By developing the accommodation for non-exempt, but objecting, religious organizations, it clearly looks like the administration is trying to maximize the number of women who have coverage. Women who work for religious employers, such as universities and hospitals, that have a separate tax-exempt existence from a church, will have access to contraception coverage separately from their employer’s plan.

But Catholics for Choice is raising a broader, long-term question: under what circumstances should religious exemptions be granted, either by statute or regulation? If the government starts granting such exemptions, and then broadening them, it sets a precedent. Where should the lines be drawn? Church-state separation advocates have long argued that too many religious exemptions are hidden away in legislation, and often are not constitutionally required to protect the religious freedom rights of those seeking them. And for an organization like Catholics for Choice, which breaks with church orthodoxy on contraception and abortion, another question raised by these exemptions is why a certain religious view gets protections but others do not.

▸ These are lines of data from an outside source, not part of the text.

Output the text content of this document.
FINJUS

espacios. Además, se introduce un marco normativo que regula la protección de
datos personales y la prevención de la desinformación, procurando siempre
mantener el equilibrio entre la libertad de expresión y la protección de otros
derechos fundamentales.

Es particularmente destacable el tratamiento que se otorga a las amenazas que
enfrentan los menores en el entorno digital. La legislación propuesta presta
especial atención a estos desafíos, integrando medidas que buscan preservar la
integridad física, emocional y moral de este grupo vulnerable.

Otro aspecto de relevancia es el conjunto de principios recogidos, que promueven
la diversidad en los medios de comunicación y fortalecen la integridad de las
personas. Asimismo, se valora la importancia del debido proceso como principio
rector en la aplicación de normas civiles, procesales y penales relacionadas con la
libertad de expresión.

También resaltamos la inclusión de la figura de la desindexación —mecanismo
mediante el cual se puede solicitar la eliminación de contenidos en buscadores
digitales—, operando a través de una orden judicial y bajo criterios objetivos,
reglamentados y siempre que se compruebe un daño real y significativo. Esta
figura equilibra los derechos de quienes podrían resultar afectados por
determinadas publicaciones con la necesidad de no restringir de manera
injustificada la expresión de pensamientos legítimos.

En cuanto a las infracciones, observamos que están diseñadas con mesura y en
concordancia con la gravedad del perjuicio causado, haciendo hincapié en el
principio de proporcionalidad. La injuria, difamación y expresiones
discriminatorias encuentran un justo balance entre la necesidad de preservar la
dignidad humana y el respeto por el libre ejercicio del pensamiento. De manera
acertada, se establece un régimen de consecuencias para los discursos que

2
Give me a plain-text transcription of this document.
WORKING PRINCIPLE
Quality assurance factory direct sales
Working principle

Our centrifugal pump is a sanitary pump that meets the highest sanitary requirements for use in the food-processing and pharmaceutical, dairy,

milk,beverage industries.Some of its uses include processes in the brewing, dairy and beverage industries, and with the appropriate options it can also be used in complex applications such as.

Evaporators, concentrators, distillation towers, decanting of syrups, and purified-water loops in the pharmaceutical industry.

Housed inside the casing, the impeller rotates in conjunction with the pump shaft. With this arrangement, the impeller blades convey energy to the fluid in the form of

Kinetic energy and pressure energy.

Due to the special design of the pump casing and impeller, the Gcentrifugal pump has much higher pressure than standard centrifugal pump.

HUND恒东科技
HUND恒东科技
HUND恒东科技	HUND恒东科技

There are dozens of lawsuits seeking to invalidate the contraception mandate in the courts — some brought by non-profits, and others by for-profit companies, which are not affected by the rule change. The question of whether the regulation violates the Religious Freedom Restoration Act or the First Amendment will reach the Supreme Court. The question of whether the new rule makes any of those lawsuits moot will also likely be litigated.

It’s one thing for the Court to decide when a law violates the religious freedom of a citizen, and another for political pressure to be applied by a particular religious group (or a collection of religious groups sharing a particular religious view) to gain an exemption from a generally applicable law. That’s why church-state separation advocates are this afternoon expressing concern that the administration too readily accommodated religious interests.

Barry Lynn, executive director of Americans United for the Separation of Church and State, said, “birth control is a fact of modern life. This proposed rule acknowledges that reality while going out of its way to accommodate religious groups.” Michael DeDora, director of Center for Inquiry’s Office of Policy, writes the group “is concerned that this is too broad and open a definition of ‘religious employer.'” He goes on:

Consider just a few questions: How will HHS determine what does and does not count as a “religious objection”? What does it mean for an outfit to “hold itself out as a religious organization”? For example, will a humanitarian organization with a devoutly religious board of directors that claims it directs the organization based on Biblical principles qualify for exemption? Or are there other qualities included in “holds itself out as a religious organization”? By what standards will HHS determine all of these questions?

These questions are not irrelevant merely because it appears women working for large religious employers will somehow get their contraception coverage. The exemptions matter — now, and later.